Optimal Fault-Tolerant Spanners in Euclidean and Doubling Metrics: Breaking the $Ω(\log n)$ Lightness Barrier
Hung Le, Shay Solomon, Cuong Than
TL;DR
The paper resolves long-standing open questions on fault-tolerant $(1+\epsilon)$-spanners in doubling metrics by breaking the $\Omega(\log n)$ lightness barrier. It introduces a light net-forest (LNF) and leverages surrogate sets on a net-tree framework to construct an $f$-FT $(1+\epsilon)$-spanner with optimal size $O(fn)$, degree $O_{\epsilon,d}(f)$, and lightness $O(\epsilon^{-O(d)} f^2)$, in time $O_{\epsilon,d}(n \log n + fn)$. The approach carefully augments a base light spanner with cross edges and surrogate-based bipartite connections, ensuring fault tolerance while maintaining low weight via a detailed edge decomposition and weight analysis.

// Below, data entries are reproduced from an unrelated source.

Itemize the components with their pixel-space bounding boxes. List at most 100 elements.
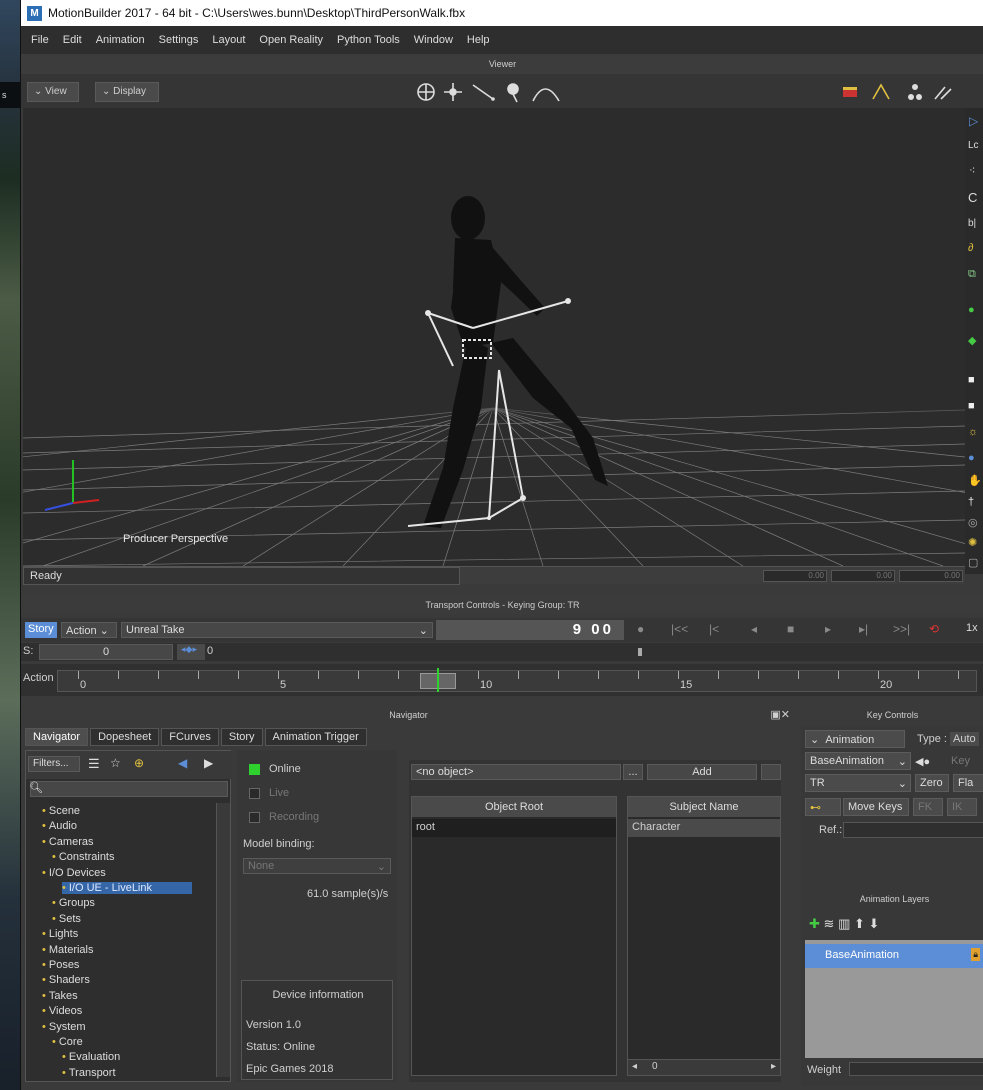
tab-navigator[interactable]: Navigator (25, 728, 89, 746)
tree-item[interactable]: • I/O UE - LiveLink (62, 882, 192, 894)
object-field[interactable]: <no object> (411, 764, 621, 780)
range-marker[interactable] (638, 648, 642, 656)
export-icon[interactable]: ⧉ (968, 268, 976, 281)
hand-icon[interactable]: ✋ (968, 474, 982, 487)
start-field[interactable]: 0 (39, 644, 173, 660)
tree-item[interactable]: • Groups (52, 897, 95, 909)
tree-search-input[interactable]: 🔍︎ (29, 781, 228, 797)
subject-name-header[interactable]: Subject Name (628, 797, 780, 817)
skeleton-icon[interactable]: † (968, 496, 974, 508)
tree-item[interactable]: • Materials (42, 944, 93, 956)
lock-icon[interactable]: ⊕ (134, 756, 144, 770)
object-root-header[interactable]: Object Root (412, 797, 616, 817)
close-icon[interactable]: ▣✕ (770, 706, 790, 724)
type-value[interactable]: Auto (950, 732, 979, 746)
step-back-icon[interactable]: ◂ (751, 622, 757, 636)
merge-layer-icon[interactable]: ≋ (824, 916, 835, 931)
menu-file[interactable]: File (31, 34, 49, 46)
zero-button[interactable]: Zero (915, 774, 949, 792)
loop-toggle-icon[interactable]: ◂◆▸ (177, 644, 205, 660)
timeline-ruler[interactable]: 0 5 10 15 20 (57, 668, 977, 692)
tree-item[interactable]: • Takes (42, 990, 78, 1002)
subject-scrollbar[interactable]: ◂ 0 ▸ (628, 1059, 780, 1075)
tab-dopesheet[interactable]: Dopesheet (90, 728, 160, 746)
bracket-icon[interactable]: b| (968, 218, 976, 229)
go-end-icon[interactable]: >>| (893, 622, 910, 636)
ik-button[interactable]: IK (947, 798, 977, 816)
animation-dropdown[interactable]: ⌄ Animation (805, 730, 905, 748)
loop-value[interactable]: 0 (207, 645, 213, 657)
sun-icon[interactable]: ✺ (968, 536, 977, 549)
extra-button[interactable] (761, 764, 781, 780)
group-dropdown[interactable]: TR ⌄ (805, 774, 911, 792)
back-icon[interactable]: ◀ (178, 756, 187, 770)
arrow-select-icon[interactable]: ▷ (969, 114, 978, 128)
tree-item[interactable]: • Core (52, 1036, 83, 1048)
tree-item[interactable]: • I/O Devices (42, 867, 106, 879)
tree-scrollbar[interactable] (216, 803, 230, 1077)
delete-layer-icon[interactable]: ▥ (838, 916, 850, 931)
prev-key-icon[interactable]: |< (709, 622, 719, 636)
tree-item[interactable]: • Sets (52, 913, 81, 925)
tree-item[interactable]: • Shaders (42, 974, 90, 986)
tab-animation-trigger[interactable]: Animation Trigger (264, 728, 367, 746)
label-icon[interactable]: Lc (968, 140, 979, 151)
current-frame-display[interactable]: 9 00 (436, 620, 624, 640)
time-field-1[interactable]: 0.00 (763, 570, 827, 582)
subject-row[interactable]: Character (628, 819, 780, 837)
tree-item[interactable]: • Evaluation (62, 1051, 120, 1063)
tree-item[interactable]: • Constraints (52, 851, 115, 863)
cube2-icon[interactable]: ■ (968, 400, 975, 412)
tree-item[interactable]: • System (42, 1021, 86, 1033)
globe-icon[interactable]: ● (968, 304, 975, 316)
filters-dropdown[interactable]: Filters... (28, 756, 80, 772)
tab-fcurves[interactable]: FCurves (161, 728, 219, 746)
online-checkbox[interactable] (249, 764, 260, 775)
time-field-2[interactable]: 0.00 (831, 570, 895, 582)
flat-button[interactable]: Fla (953, 774, 983, 792)
display-dropdown[interactable]: ⌄ Display (95, 82, 159, 102)
c-icon[interactable]: C (968, 190, 977, 205)
star-filter-icon[interactable]: ☆ (110, 756, 121, 770)
story-button[interactable]: Story (25, 622, 57, 638)
model-binding-dropdown[interactable]: None ⌄ (243, 858, 391, 874)
tree-item[interactable]: • Cameras (42, 836, 93, 848)
tree-item[interactable]: • Lights (42, 928, 78, 940)
key-tools[interactable] (841, 79, 961, 105)
list-icon[interactable]: ☰ (88, 756, 100, 772)
3d-viewport[interactable]: Producer Perspective (23, 108, 965, 566)
playhead[interactable] (420, 668, 456, 692)
view-dropdown[interactable]: ⌄ View (27, 82, 79, 102)
move-keys-toggle-icon[interactable]: ⊷ (805, 798, 841, 816)
tree-item[interactable]: • Transport (62, 1067, 116, 1079)
sphere-icon[interactable]: ● (968, 452, 975, 464)
menu-edit[interactable]: Edit (63, 34, 82, 46)
more-button[interactable]: ... (623, 764, 643, 780)
node-icon[interactable]: ◆ (968, 334, 976, 347)
menu-layout[interactable]: Layout (212, 34, 245, 46)
move-keys-button[interactable]: Move Keys (843, 798, 909, 816)
tree-item[interactable]: • Audio (42, 820, 77, 832)
base-animation-layer[interactable]: BaseAnimation 🔒︎ (805, 944, 983, 968)
time-field-3[interactable]: 0.00 (899, 570, 963, 582)
tab-story[interactable]: Story (220, 728, 263, 746)
move-up-icon[interactable]: ⬆ (854, 916, 865, 931)
manipulator-tools[interactable] (413, 79, 573, 105)
go-start-icon[interactable]: |<< (671, 622, 688, 636)
stop-icon[interactable]: ■ (787, 622, 794, 636)
menu-open-reality[interactable]: Open Reality (259, 34, 323, 46)
move-down-icon[interactable]: ⬇ (869, 916, 880, 931)
key-button[interactable]: Key (951, 755, 970, 767)
tree-item[interactable]: • Videos (42, 1005, 82, 1017)
frame-icon[interactable]: ▢ (968, 556, 978, 569)
layer-dropdown[interactable]: BaseAnimation ⌄ (805, 752, 911, 770)
add-layer-icon[interactable]: ✚ (809, 916, 820, 931)
menu-animation[interactable]: Animation (96, 34, 145, 46)
tree-item[interactable]: • Scene (42, 805, 80, 817)
menu-window[interactable]: Window (414, 34, 453, 46)
layer-lock-icon[interactable]: 🔒︎ (971, 948, 980, 961)
loop-icon[interactable]: ⟲ (929, 622, 939, 636)
next-key-icon[interactable]: ▸| (859, 622, 868, 636)
light-icon[interactable]: ☼ (968, 426, 978, 438)
speed-value[interactable]: 1x (966, 622, 978, 634)
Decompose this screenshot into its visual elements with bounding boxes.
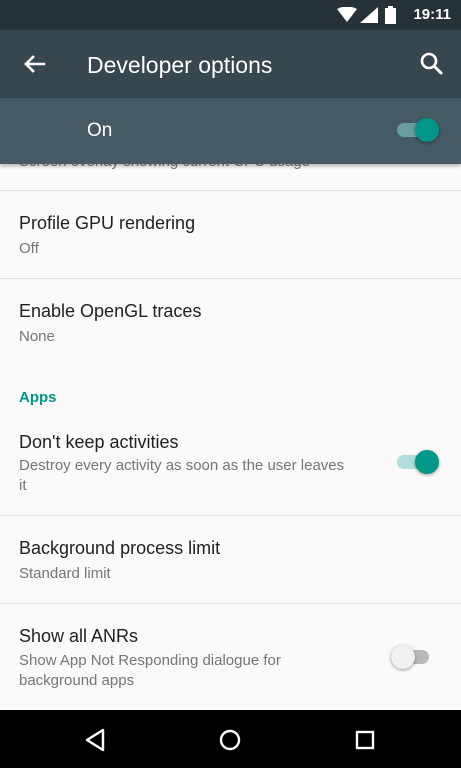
search-icon[interactable] [416,48,448,80]
status-time: 19:11 [413,6,451,23]
master-switch-label: On [87,120,113,141]
back-arrow-icon[interactable] [18,48,50,80]
page-title: Developer options [87,52,273,78]
list-item-profile-gpu[interactable]: Profile GPU rendering Off [0,191,461,279]
settings-list[interactable]: Screen overlay showing current CPU usage… [0,140,461,710]
background-limit-title: Background process limit [19,538,221,558]
list-item-background-limit[interactable]: Background process limit Standard limit [0,516,461,604]
section-header-apps: Apps [19,389,57,406]
dont-keep-activities-toggle[interactable] [397,448,439,476]
show-anrs-title: Show all ANRs [19,626,139,646]
dont-keep-activities-title: Don't keep activities [19,432,179,452]
show-anrs-toggle[interactable] [391,643,433,671]
signal-icon [360,7,378,23]
recents-square-icon[interactable] [349,724,381,756]
wifi-icon [337,7,357,22]
show-anrs-summary: Show App Not Responding dialogue for bac… [19,652,281,689]
profile-gpu-title: Profile GPU rendering [19,213,196,233]
background-limit-value: Standard limit [19,565,111,582]
back-triangle-icon[interactable] [80,724,112,756]
toggle-thumb [415,450,439,474]
list-item-show-anrs[interactable]: Show all ANRs Show App Not Responding di… [0,604,461,710]
navigation-bar [0,710,461,768]
list-item-dont-keep-activities[interactable]: Don't keep activities Destroy every acti… [0,418,461,516]
opengl-traces-value: None [19,328,55,345]
opengl-traces-title: Enable OpenGL traces [19,301,202,321]
home-circle-icon[interactable] [214,724,246,756]
dont-keep-activities-summary: Destroy every activity as soon as the us… [19,457,345,494]
list-item-opengl-traces[interactable]: Enable OpenGL traces None [0,279,461,379]
master-switch-bar[interactable]: On [0,98,461,164]
master-switch-toggle[interactable] [397,116,439,144]
app-bar: Developer options [0,30,461,98]
status-bar: 19:11 [0,0,461,30]
toggle-thumb [391,645,415,669]
profile-gpu-value: Off [19,240,39,257]
battery-icon [385,6,396,24]
toggle-thumb [415,118,439,142]
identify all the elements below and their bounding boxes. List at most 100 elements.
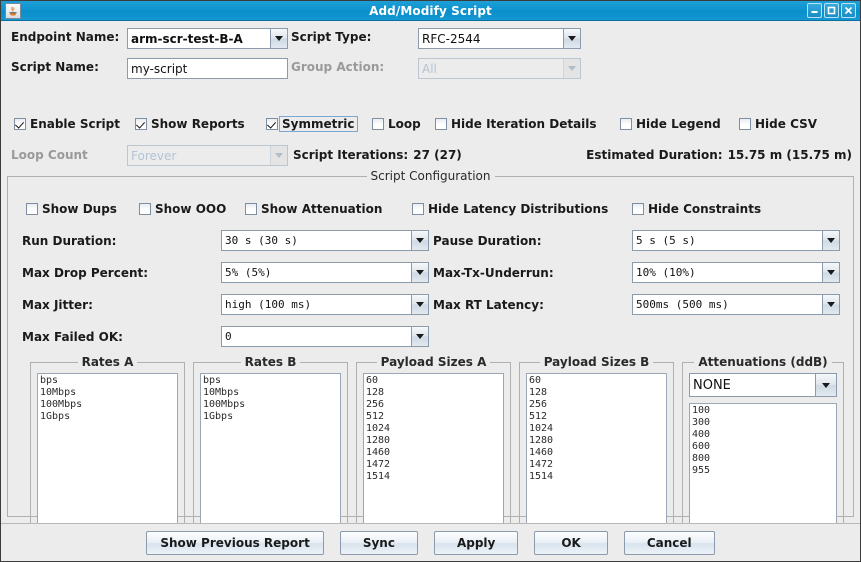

Beyond doubling metrics, the method yields improvements for Euclidean spaces and advances practical, scalable construction of robust geometric networks with provable guarantees.
Abstract
An essential requirement of spanners in many applications is to be fault-tolerant: a $(1+ε)$-spanner of a metric space is called (vertex) $f$-fault-tolerant ($f$-FT) if it remains a $(1+ε)$-spanner (for the non-faulty points) when up to $f$ faulty points are removed from the spanner. Fault-tolerant (FT) spanners for Euclidean and doubling metrics have been extensively studied since the 90s. For low-dimensional Euclidean metrics, Czumaj and Zhao in SoCG'03 [CZ03] showed that the optimal guarantees $O(f n)$, $O(f)$ and $O(f^2)$ on the size, degree and lightness of $f$-FT spanners can be achieved via a greedy algorithm, which naïvely runs in $O(n^3) \cdot 2^{O(f)}$ time. The question of whether the optimal bounds of [CZ03] can be achieved via a fast construction has remained elusive, with the lightness parameter being the bottleneck. Moreover, in the wider family of doubling metrics, it is not even clear whether there exists an $f$-FT spanner with lightness that depends solely on $f$ (even exponentially): all existing constructions have lightness $Ω(\log n)$ since they are built on the net-tree spanner, which is induced by a hierarchical net-tree of lightness $Ω(\log n)$. In this paper we settle in the affirmative these longstanding open questions. Specifically, we design a construction of $f$-FT spanners that is optimal with respect to all the involved parameters (size, degree, lightness and running time): For any $n$-point doubling metric, any $ε> 0$, and any integer $1 \le f \le n-2$, our construction provides, within time $O(n \log n + f n)$, an $f$-FT $(1+ε)$-spanner with size $O(f n)$, degree $O(f)$ and lightness $O(f^2)$.